On 24/12/09 12:20, Angus Mann wrote:
Hi all. I need to allow users to enter dates and times, and for a while now I've been forcing them to use javascript date/time pickers so I can be absolutely sure the formatting is correct.
Some users are requesting to be able to type the entries themselves so I've decided to allow this.
I'm in Australia, and the standard formatting of dates here is DD/MM/YYYY or DD-MM-YYYY
I recognize this is different to what seems to happen in the US, where it is MM/DD/YYYY or MM-DD-YYYY
When I process an entered date using strtotime() it seems to work fine.
But of course I am concerned when dates like January 2 come up.
I find that 2/1/2009 is interpreted as January 2, 2009 on my installation, which is Windows 7 with location set to Australia.
But can I be sure that all installations of PHP, perhaps in different countries and on different operating systems will interpret dates the same?
I can't find much mention of this question online or in the manual.
Any help much appreciated.
Angus
I wrote a little AJAX gadget which sent the string typed to a PHP backend which
parsed it using strtotime and then formatting it out again as something
unamiguous (like 2 January 2009).
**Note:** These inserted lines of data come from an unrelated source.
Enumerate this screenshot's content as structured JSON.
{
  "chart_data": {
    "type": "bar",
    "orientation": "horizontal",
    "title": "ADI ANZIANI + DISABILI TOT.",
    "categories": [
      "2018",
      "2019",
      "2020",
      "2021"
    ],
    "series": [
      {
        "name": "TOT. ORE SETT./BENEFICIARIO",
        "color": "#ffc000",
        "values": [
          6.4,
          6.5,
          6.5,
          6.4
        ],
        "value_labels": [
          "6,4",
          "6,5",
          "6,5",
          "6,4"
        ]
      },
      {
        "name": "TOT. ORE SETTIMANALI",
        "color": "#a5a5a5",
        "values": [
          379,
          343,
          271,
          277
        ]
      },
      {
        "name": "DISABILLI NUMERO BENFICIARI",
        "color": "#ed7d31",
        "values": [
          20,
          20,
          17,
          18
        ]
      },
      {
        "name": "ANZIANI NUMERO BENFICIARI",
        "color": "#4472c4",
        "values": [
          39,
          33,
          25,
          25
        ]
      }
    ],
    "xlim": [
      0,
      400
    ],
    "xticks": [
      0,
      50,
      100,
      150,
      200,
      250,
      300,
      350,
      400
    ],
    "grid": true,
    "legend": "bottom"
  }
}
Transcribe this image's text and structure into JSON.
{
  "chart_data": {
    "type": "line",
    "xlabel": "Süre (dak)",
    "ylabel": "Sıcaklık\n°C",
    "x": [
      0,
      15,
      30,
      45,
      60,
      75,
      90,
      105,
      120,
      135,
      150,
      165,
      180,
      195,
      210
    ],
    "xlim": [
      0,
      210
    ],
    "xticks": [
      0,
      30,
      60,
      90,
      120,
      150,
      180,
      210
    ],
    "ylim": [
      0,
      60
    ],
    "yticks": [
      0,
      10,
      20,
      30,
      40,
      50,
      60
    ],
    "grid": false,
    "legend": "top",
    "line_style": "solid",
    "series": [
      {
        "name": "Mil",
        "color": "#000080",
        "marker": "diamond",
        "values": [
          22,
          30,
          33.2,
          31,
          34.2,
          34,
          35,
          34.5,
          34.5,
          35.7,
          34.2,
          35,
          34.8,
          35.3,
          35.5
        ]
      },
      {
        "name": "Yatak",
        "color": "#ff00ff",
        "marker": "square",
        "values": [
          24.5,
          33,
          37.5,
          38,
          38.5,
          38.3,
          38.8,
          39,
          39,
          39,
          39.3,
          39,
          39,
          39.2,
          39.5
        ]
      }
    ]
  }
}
Then every time the date entry field is
changed by the user (with an onKeyUp event), this AJAX call is triggered and
displays the unambiguous form next to the input box, so users can see how their
entry is being interpreted.
Of course, there's some overhead in the AJAX calls, and it requires JavaScript.
If you wanted to do without JavaScript you could do a similar parse-format
sequence when the form is submitted and show a confirmation page with your
server's interpretation of the date.